REPENSER LE CONSENTEMENT POUR DES VIES SEXUELLES VRAIMENT SATISFAISANTES – EXTRAIT
Demandé par certain.e.s ami.e.s ou membres de mon réseau, voici, comme pour Claire Marin, un extrait choisi du livre de Manon Garcia La conversation des sexes. Philosophie du consentement, CLIMATS, 2011, pp 161-170. Malgré les coupes, j’espère que vous pourrez admirer les références qui ne sont pas que philosophiques ainsi que la clarté et la pertinence du propos. J’espère aussi que cet extrait vous donnera matière à réflexion. En ce qui me concerne, il me semble intéressant pour penser la liberté de choix et donc la responsabilité des dominés dans un environnement qui tend à invisibiliser voire à nier les inégalités et les rapports de pouvoir. Ce type d’analyse peut d’ailleurs être utilisée dans d’autres cadres que celui du patriarcat et peut également servir dans un travail thérapeutique.
“Céder n’est pas consentir” : la critique anthropologique du consentement.

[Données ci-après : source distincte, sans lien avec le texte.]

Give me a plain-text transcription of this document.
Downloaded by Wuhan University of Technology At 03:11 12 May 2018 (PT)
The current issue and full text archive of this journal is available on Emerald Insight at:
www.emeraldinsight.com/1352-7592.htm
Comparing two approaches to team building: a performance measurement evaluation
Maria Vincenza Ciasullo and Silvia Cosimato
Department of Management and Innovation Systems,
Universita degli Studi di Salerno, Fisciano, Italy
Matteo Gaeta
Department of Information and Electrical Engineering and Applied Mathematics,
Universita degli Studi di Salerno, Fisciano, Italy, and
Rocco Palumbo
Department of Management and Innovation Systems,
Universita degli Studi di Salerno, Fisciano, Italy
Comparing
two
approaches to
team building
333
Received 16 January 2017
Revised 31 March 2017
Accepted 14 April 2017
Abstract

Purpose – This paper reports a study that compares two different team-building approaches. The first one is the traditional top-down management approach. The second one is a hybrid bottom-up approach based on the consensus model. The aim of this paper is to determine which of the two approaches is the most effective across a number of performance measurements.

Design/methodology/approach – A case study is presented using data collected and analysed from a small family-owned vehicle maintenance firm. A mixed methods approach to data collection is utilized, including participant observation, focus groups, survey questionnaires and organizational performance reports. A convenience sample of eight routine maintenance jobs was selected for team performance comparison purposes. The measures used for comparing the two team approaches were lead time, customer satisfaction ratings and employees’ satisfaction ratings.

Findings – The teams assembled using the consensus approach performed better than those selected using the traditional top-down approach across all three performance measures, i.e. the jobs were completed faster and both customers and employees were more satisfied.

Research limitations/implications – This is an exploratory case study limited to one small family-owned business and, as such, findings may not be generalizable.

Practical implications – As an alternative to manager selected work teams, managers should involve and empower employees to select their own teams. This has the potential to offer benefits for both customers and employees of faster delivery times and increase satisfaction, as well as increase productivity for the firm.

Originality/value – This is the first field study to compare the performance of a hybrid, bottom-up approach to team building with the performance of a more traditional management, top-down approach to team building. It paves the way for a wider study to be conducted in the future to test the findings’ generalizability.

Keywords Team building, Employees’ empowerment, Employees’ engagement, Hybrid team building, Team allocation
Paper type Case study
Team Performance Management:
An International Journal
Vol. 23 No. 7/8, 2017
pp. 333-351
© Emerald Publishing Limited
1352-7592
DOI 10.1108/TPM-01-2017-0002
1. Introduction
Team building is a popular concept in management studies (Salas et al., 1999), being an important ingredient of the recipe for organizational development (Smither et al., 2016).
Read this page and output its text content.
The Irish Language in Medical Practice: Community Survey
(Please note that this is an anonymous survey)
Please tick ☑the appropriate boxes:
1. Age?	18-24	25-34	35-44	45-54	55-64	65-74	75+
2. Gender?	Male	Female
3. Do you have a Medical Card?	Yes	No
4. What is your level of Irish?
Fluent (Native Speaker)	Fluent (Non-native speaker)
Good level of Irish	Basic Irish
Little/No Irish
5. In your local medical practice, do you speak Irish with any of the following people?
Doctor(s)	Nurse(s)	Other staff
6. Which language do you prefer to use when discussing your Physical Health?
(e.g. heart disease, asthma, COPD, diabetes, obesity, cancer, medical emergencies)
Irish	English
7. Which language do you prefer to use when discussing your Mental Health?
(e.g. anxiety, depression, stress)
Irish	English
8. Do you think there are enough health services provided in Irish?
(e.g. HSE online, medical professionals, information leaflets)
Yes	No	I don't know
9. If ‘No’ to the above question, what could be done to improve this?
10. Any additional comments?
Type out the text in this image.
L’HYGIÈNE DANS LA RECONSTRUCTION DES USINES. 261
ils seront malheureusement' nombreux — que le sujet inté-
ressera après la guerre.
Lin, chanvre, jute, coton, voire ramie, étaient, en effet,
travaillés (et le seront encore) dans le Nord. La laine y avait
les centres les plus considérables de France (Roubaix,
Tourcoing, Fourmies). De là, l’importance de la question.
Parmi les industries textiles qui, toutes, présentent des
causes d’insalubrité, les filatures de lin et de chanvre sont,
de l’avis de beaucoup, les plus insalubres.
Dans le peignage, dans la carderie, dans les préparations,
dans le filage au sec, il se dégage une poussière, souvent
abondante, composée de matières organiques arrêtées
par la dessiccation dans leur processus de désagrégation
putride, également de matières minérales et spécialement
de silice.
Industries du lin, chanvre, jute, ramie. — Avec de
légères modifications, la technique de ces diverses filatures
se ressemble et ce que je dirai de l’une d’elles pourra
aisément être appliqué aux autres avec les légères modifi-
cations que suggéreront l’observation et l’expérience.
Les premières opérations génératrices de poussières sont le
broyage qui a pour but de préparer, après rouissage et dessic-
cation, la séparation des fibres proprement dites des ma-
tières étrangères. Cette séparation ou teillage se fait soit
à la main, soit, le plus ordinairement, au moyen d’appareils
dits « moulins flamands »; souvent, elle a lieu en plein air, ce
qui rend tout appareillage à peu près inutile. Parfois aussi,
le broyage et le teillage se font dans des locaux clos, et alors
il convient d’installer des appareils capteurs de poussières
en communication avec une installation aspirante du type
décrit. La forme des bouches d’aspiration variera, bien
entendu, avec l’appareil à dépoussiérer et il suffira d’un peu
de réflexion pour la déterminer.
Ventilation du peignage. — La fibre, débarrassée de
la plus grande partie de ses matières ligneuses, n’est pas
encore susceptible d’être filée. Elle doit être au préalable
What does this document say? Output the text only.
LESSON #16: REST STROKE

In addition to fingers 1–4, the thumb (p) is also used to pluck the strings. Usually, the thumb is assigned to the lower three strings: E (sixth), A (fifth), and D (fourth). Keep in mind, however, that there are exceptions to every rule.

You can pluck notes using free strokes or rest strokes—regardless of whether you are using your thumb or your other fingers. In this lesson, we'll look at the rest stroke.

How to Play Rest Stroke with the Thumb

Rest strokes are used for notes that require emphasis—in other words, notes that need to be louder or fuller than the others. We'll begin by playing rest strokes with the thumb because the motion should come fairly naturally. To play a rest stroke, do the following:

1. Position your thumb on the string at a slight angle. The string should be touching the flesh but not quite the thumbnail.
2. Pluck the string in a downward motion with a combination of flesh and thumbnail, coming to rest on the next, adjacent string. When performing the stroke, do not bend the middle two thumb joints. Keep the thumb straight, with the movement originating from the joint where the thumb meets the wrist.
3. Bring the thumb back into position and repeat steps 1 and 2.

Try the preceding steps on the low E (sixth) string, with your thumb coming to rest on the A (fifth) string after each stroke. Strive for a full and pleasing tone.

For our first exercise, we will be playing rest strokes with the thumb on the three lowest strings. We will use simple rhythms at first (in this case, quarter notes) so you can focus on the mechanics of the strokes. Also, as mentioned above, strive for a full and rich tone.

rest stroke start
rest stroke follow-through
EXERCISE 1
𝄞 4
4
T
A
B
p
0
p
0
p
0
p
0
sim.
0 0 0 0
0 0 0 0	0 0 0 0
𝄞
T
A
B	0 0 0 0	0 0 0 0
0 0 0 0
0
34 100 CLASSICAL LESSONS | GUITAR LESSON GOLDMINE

Lorsque l’on fait le constat que les sociétés sont organisées en fonction de dynamiques de domination sociale d’un groupe sur un autre – les hommes sur les femmes ou des capitalistes sur les travailleurs, par exemple – et que l’on essaie de s’en expliquer la permanence, un des points les plus difficiles à élucider est celui de l’origine de cette domination. Alors qu’il est d’usage de voir dans la violence des dominants l’origine de leur pouvoir, on peut identifier une trame explicative depuis le Discours de la servitude volontaire de La Boétie, qui met au centre le comportement des dominés. Appliquée à la question du patriarcat et de sa permanence, elle consiste à dire que la domination masculine ne repose pas sur la violence des hommes mais sur le consentement des femmes à cette domination. […] Selon [l’anthropologue Maurice] Godelier, […] les dominés adhèrent aux idées qui sous-tendent la domination et cette adhésion est la cause de la permanence de la domination.[…] La réfutation, par l’anthropologue Nicole-Claude Mathieu, de cette théorie du consentement des dominés à leur domination donne lieu à une des critiques féministes les plus importantes de la notion de consentement. […] [Son] propos nous permet […] d’arriver aux conclusions suivantes : premièrement, l’hypothèse d’un consentement des dominés à leur domination, comprise comme choix autonome par les dominés de leur domination au nom d’un partage des valeurs des dominants, n’est pas valide. Elle repose sur une ignorance de la dimension psychique de la domination et des effets de la violence lorsqu’elle demeure à l’état de menace. De manière plus générale, les contraintes subies par le psychisme des dominés nécessitent d’utiliser avec précaution le vocabulaire du consentement : il faut comprendre qu’il y a éventuellement un assentiment, mais que cet assentiment n’est pas la manifestation d’une volonté individuelle autonome. Dans de nombreux cas discutés par Mathieu, la situation des femmes est telle qu’il semble impossible de parler véritablement de choix. […] Alors que le consentement apparaissait comme une notion garante de la justice sociale, […] cette notion a été utilisée pour faire apparaître les femmes comme responsables de leur situation opprimée. [C’est donc] une notion ambivalente, à la fois outil possible d’émancipation et instrument de dissimulation et de perpétuation de leur oppression.